Going back to this radio program (I listen because I was tired of listening to the same commercial radio station due to deregulation,) the guest host played a commercial from the group MoveOn.org (I had a little trouble getting to the site at first, so be patient). I have belonged to this group since they helped organize the anti-war protest on February 15th. While I couldn’t donate money to produce this commercial, I have donated money in the past to help their causes, and I’m glad that they raised enough money to do this. You know that the people who donate to this really want their money to do something important because this money is not tax-deductible (it’s used to promote political views.) Anyway, the commercial, which was only used on this program as a news aide, said that Rupert Murdoch would benefit greatly from deregulation because he can add more media outlets to the many he has already. The argument given against this was that Murdoch came into this country and built up a media empire with his own money by violating FCC rules at the time. He added something different from the “Big 3″ (ABC, NBC, CBS) to the airwaves, and came up with a viable corporation. Did I miss something? Didn’t this guest, the one who favors deregulation, just prove my point? Murdoch was another voice. He didn’t let anyone buy him out. The fact that he wants to buy up everything else now just means that he’s greedy. I had to turn off the radio soon after that because I thought his arguments were ridiculous and found myself screaming at the radio. Gotta keep the blood pressure down and all.

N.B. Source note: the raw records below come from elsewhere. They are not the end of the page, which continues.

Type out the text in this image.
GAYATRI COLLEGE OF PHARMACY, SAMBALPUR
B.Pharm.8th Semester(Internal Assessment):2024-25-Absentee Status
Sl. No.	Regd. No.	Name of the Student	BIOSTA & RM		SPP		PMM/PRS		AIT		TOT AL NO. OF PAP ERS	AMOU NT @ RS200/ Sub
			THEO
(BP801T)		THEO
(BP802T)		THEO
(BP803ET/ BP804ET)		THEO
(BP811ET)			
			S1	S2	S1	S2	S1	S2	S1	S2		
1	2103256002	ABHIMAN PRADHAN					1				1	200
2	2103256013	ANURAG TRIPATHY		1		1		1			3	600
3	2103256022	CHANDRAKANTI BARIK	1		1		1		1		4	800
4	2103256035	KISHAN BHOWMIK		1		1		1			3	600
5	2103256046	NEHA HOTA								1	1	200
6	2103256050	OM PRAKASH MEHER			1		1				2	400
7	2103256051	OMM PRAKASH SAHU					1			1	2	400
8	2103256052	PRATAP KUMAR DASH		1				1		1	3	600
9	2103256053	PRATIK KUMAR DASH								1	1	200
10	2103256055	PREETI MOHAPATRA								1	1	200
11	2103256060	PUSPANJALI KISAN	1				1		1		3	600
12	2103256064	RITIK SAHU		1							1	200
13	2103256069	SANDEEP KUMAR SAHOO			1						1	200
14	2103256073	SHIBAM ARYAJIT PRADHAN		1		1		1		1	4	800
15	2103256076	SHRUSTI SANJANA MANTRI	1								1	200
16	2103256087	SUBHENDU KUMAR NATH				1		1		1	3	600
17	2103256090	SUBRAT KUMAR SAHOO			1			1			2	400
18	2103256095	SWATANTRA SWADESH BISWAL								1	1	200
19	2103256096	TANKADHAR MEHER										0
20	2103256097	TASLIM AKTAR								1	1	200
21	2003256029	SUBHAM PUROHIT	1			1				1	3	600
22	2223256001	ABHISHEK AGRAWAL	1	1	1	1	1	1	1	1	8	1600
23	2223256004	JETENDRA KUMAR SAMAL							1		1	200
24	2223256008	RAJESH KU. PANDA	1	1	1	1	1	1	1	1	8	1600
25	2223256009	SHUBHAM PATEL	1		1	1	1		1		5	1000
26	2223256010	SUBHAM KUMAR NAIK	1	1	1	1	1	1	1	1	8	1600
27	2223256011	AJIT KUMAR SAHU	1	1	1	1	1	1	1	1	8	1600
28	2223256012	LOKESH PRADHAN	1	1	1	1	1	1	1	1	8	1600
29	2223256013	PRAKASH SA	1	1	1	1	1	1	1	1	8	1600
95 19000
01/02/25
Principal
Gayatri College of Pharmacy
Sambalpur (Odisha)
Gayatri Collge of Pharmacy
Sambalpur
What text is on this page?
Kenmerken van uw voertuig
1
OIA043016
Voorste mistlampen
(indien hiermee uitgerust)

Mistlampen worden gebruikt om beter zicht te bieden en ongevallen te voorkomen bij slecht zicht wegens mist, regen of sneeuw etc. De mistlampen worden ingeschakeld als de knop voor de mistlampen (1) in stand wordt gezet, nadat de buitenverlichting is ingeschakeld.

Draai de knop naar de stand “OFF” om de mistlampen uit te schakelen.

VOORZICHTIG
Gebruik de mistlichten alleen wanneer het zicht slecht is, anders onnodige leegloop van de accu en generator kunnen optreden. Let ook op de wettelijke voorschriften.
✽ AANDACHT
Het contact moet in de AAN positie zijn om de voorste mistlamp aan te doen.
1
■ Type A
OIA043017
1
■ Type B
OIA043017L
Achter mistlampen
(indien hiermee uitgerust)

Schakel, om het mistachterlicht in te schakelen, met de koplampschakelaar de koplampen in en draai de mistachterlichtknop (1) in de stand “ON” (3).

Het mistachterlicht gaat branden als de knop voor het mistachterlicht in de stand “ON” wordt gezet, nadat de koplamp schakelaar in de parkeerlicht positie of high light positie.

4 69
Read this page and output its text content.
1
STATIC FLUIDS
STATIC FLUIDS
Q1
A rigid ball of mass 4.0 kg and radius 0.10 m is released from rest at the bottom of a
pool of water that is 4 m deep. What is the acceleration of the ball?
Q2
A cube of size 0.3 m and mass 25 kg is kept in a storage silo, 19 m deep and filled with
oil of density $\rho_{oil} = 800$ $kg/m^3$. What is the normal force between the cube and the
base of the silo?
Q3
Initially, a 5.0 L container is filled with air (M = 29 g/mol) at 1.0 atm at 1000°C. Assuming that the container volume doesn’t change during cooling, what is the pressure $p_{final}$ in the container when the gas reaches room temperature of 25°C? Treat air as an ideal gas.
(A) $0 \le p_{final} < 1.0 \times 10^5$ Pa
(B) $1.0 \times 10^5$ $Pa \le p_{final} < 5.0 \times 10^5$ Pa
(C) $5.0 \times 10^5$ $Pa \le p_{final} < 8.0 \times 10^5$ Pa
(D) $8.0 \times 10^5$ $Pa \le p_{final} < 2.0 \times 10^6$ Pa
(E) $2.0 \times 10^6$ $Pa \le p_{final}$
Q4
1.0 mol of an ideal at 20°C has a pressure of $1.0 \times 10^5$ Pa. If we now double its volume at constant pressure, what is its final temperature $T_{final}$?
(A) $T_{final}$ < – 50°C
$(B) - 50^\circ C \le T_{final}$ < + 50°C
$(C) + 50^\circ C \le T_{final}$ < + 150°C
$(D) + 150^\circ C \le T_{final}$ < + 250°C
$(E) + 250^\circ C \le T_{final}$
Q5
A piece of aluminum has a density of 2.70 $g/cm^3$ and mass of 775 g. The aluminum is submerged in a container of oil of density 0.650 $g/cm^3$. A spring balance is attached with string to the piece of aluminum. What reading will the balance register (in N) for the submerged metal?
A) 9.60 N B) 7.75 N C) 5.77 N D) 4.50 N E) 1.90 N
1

Which brings me to my next point. Even though I don’t go out of my way to listen to the news, I do pride myself on knowing something about what’s going on in the world. I’m tired of the sensationalistic news shows on network television, a trend which is spreading to cable news shows like CNN and the like, I guess because they need viewers, so they have to stoop to the lowest common denominator. I listen to NPR and watch the BBC, so if I’m getting sensationalism, at least I’m getting a different kind of it. I pay for this by donating money to the radio station and getting digital cable so I can watch the BBC World News on BBC America. I would love it if I could get some of that programming on free radio/TV, but that would mean the government or a private company, a group of a few, would have a say in what goes on, and that’s the whole point of getting donations from the public. The public, a group of millions, gets to choose what it wants to hear, read or watch. NPR successfully got away from government subsidies, and by the very fact that it’s still on the air, seems to be doing well without them. I do get tidbits from other news outlets, however, and I didn’t really hear much about the FCC vote until a couple of weeks ago. You can’t tell me that the FCC was thinking about this for only a couple of weeks. No, it’s just that the media, the media that’s supposed to have many voices, seemed to have a gag order placed on it about this subject. Then all of a sudden, the public knows about it because someone found out and made a fuss. Funny how the group that’s supposed to monitor the media for the public’s good is the group that’s keeping away information from the same public.